The hollow space under his ribs aches with emptiness.
Deep in his heart, Adam fears that Chance’s fate is going to be the same as Benny’s. His breed will be his demise. The prejudice toward his type: the automatic death sentence for animals like him in some cities. A dog can wander a long way, and he may be well away from the Animal Advocate shelter,
which has his photo and his description and his tag number. Adam deeply regrets not getting around to microchipping him. Even though there is a better than even chance that no shelter would bother to run a reader over a brindled, half-eared, scarred pit bull.
The hollow place is filled with panic. He keeps losing those he loves. Veronica. Ariel. Now Chance. He presses on his sternum, willing the panic to subside. The panic begins to diminish. He is breathing too hard for someone sitting in a chair. He concentrates on slowing it down. He’s back where he started. Alone. The leash hanging on the door mocks him, tells him that he was soft and stupid to let emotional well-being be dependent upon the presence of a mere animal. Animals die; they disappear. Veronica disappeared. She died.
The bolus of grief may be for Veronica; it may be for Chance. It is indistinguishable, these two losses, and he feels guilty about that. He should mourn his sister more, but it is the dog he misses. He is alone again.
Alone with the thought that his father, his abandoning father, lives two miles away.

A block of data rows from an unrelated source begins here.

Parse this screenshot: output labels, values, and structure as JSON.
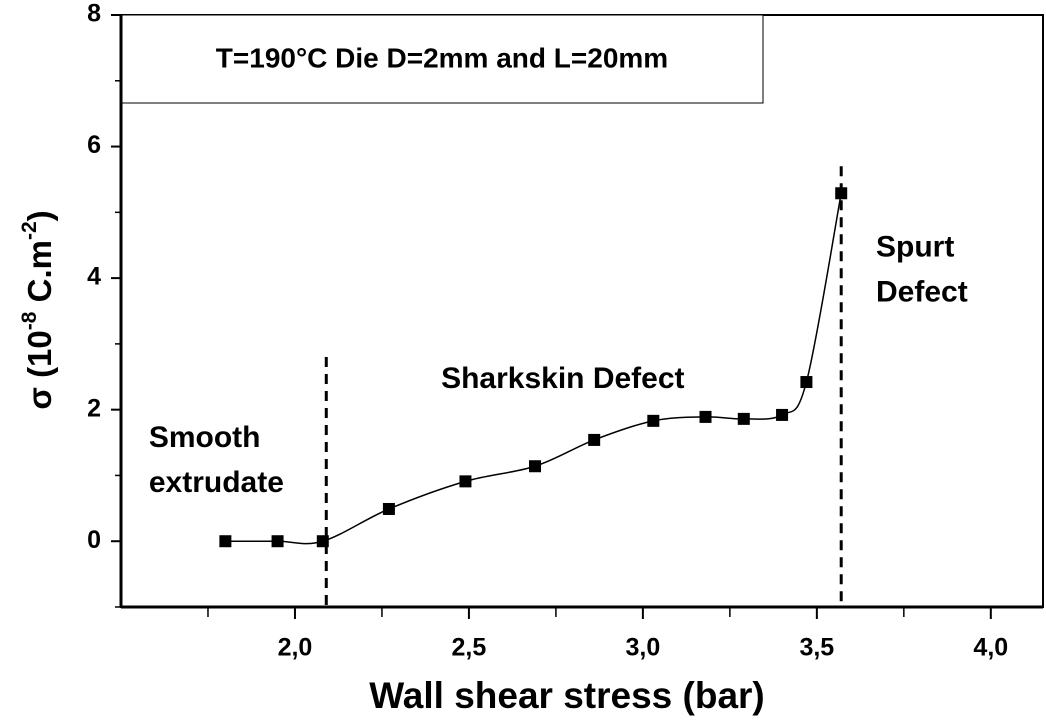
{
  "chart_data": {
    "type": "line",
    "title": "T=190°C Die D=2mm and L=20mm",
    "x_label": "Wall shear stress (bar)",
    "y_label": [
      "σ (10",
      "-8",
      " C.m",
      "-2",
      ")"
    ],
    "x": [
      1.8,
      1.95,
      2.08,
      2.27,
      2.49,
      2.69,
      2.86,
      3.03,
      3.18,
      3.29,
      3.4,
      3.47,
      3.57
    ],
    "series": [
      {
        "color": "#000000",
        "values": [
          0,
          0,
          0,
          0.49,
          0.91,
          1.14,
          1.54,
          1.83,
          1.89,
          1.86,
          1.92,
          2.42,
          5.29
        ]
      }
    ],
    "xlim": [
      1.5,
      4.15
    ],
    "ylim": [
      -1,
      8
    ],
    "xticks": [
      {
        "value": 2.0,
        "label": "2,0"
      },
      {
        "value": 2.5,
        "label": "2,5"
      },
      {
        "value": 3.0,
        "label": "3,0"
      },
      {
        "value": 3.5,
        "label": "3,5"
      },
      {
        "value": 4.0,
        "label": "4,0"
      }
    ],
    "xminor": [
      1.75,
      2.25,
      2.75,
      3.25,
      3.75
    ],
    "yticks": [
      0,
      2,
      4,
      6,
      8
    ],
    "yminor": [
      -1,
      1,
      3,
      5,
      7
    ],
    "vlines": [
      {
        "x": 2.09,
        "from": 2.8
      },
      {
        "x": 3.57,
        "from": 5.7
      }
    ],
    "annotations": [
      {
        "lines": [
          "Smooth",
          "extrudate"
        ],
        "x": 1.58,
        "y": 1.55
      },
      {
        "lines": [
          "Sharkskin Defect"
        ],
        "x": 2.42,
        "y": 2.45
      },
      {
        "lines": [
          "Spurt",
          "Defect"
        ],
        "x": 3.67,
        "y": 4.45
      }
    ]
  }
}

Adam wasn’t even ten when he last saw the man who had turned him over to the state. The visits had winnowed down to once a year, usually in the fall, so that returning to school, usually a new school, became synonymous with being made to dress in too-short dress pants and a short-sleeved dress shirt. A tie would be clipped at his throat. A knock, or sometimes the doorbell. This last time Adam had shot up so much in the previous year that he nearly reached his father’s chin. They were almost eye-to-eye, a fact that clearly startled his father. “You’ve grown some.” Adam couldn’t read the look in his father’s face. Was it concern or pride? His father wore a gray jacket, like the kind mechanics wear. He smelled of cigarettes, his fingertips stained with nicotine; his hair was still dark, slicked back, giving him a wolfish profile.